Use Cases for Editing Images with Text Prompts

  • Rapid Prototyping: Accelerate product development and testing with quick visualization enabling faster feedback and decision making for designers and developers.
  • Image Translation and Localization: Support diversity by translating and localizing visual content with alternatives.
  • Video/Image Editing and Content Management: Speed up editing images and videos using text prompts instead of UI, catering to individual creators and enterprises for mass editing tasks.
  • Object Identification and Replacement: Easily identify objects and replace them with other objects, such as replacing a beer bottle with a coke bottle.

Conclusion

That’s it! Leveraging powerful models such as SAM, Stable Diffusion, and Grounding DINO makes image transformations easier and more accessible. With text-based commands, we can instruct the models to execute precise tasks such as recognizing objects, segmenting them, and replacing them with other objects.

The code in this tutorial provides a starting point for getting started with text-based image editing, and we encourage you to experiment with different objects and see what fascinating results you can achieve.

Full Code

For complete implementation details, refer to the full Colab notebook.

def process_boxes(boxes, src):
   H, W, _ = src.shape
   boxes_xyxy = box_ops.box_cxcywh_to_xyxy(boxes) * torch.Tensor([W, H, W, H])
   return predictor.transform.apply_boxes_torch(boxes_xyxy, src.shape[:2]).to(device)

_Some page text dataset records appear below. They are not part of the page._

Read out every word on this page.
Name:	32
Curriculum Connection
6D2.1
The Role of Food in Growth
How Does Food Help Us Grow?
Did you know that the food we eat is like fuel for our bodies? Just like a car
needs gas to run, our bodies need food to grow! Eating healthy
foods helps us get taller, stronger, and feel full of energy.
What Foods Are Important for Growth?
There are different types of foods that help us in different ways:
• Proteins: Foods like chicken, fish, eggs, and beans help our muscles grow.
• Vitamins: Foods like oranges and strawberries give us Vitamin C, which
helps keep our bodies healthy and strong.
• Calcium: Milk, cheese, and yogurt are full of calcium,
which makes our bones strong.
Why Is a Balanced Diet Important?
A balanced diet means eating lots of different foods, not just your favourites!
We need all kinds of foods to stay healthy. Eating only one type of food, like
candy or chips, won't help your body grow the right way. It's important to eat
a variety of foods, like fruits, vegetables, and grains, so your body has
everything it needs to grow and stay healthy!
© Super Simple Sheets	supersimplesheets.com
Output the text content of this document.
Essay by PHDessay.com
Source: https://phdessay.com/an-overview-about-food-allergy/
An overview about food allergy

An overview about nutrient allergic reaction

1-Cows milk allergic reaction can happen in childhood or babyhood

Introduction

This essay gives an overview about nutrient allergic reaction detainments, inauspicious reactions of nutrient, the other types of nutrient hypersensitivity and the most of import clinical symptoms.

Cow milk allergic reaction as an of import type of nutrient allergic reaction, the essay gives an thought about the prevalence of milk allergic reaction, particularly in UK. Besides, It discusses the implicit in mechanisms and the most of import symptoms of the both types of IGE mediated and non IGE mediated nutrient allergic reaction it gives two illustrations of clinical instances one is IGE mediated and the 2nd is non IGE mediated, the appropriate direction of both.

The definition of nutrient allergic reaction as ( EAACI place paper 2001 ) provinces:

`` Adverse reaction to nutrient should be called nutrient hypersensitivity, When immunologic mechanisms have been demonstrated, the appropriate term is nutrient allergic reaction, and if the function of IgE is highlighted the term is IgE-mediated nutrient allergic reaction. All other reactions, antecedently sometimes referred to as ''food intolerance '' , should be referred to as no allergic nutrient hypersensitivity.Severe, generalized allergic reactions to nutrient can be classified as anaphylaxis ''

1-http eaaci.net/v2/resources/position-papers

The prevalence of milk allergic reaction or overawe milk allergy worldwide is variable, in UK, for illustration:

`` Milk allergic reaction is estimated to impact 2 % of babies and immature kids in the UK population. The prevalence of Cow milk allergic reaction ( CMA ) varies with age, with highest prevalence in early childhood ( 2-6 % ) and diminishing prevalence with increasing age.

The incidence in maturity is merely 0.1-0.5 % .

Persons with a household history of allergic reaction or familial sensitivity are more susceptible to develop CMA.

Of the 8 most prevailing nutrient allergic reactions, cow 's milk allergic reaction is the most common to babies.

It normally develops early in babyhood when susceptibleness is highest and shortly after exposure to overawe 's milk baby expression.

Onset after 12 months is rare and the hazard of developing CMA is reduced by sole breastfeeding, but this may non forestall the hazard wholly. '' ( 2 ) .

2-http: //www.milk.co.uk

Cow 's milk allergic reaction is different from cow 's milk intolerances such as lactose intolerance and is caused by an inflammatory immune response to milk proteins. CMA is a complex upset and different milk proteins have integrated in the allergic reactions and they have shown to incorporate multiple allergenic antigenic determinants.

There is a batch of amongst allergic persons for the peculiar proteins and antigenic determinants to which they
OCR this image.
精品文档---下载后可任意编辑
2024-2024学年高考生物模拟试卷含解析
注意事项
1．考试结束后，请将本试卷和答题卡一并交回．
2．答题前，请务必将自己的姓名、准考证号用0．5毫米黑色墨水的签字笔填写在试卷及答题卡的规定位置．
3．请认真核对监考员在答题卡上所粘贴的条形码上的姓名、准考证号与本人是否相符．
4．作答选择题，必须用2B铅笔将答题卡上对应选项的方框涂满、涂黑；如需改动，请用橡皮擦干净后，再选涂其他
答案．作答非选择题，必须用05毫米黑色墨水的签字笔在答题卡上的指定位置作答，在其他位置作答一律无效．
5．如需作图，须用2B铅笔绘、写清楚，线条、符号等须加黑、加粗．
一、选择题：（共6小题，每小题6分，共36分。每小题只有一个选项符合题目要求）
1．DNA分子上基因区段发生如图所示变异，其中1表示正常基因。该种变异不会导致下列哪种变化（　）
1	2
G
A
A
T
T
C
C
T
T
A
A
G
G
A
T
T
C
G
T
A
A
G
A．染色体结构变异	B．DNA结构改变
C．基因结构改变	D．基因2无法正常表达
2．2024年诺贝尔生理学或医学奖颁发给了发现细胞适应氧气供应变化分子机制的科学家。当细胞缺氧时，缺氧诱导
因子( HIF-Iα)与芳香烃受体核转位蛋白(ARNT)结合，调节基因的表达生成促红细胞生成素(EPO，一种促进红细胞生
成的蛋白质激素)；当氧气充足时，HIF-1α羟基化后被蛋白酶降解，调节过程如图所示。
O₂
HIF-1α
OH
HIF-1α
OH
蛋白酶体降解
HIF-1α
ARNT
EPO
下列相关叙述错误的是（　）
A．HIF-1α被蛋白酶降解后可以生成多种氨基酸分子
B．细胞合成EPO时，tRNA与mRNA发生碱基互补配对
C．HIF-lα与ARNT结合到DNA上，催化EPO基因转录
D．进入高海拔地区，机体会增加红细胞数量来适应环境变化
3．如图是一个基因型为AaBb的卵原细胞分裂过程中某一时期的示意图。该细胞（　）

def edit_image(path, item, prompt, box_threshold, text_threshold):
   src, img = load_image(path)
   boxes, logits, phrases = predict(
       model=groundingdino_model,
       image=img,
       caption=item,
       box_threshold=box_threshold,
       text_threshold=text_threshold
   )
   predictor.set_image(src)
   new_boxes = process_boxes(boxes, src)
   masks, _, _ = predictor.predict_torch(
       point_coords=None,
       point_labels=None,
       boxes=new_boxes,
       multimask_output=False,
   )
   img_annotated_mask = show_mask(masks[0][0].cpu(),
       annotate(image_source=src, boxes=boxes, logits=logits, phrases=phrases)[...,::-1]
   )
   return pipe(prompt=prompt,
       image=Image.fromarray(src).resize((512, 512)),
      mask_image=Image.fromarray(masks[0][0].cpu().numpy()).resize((512, 512))
   ).images[0]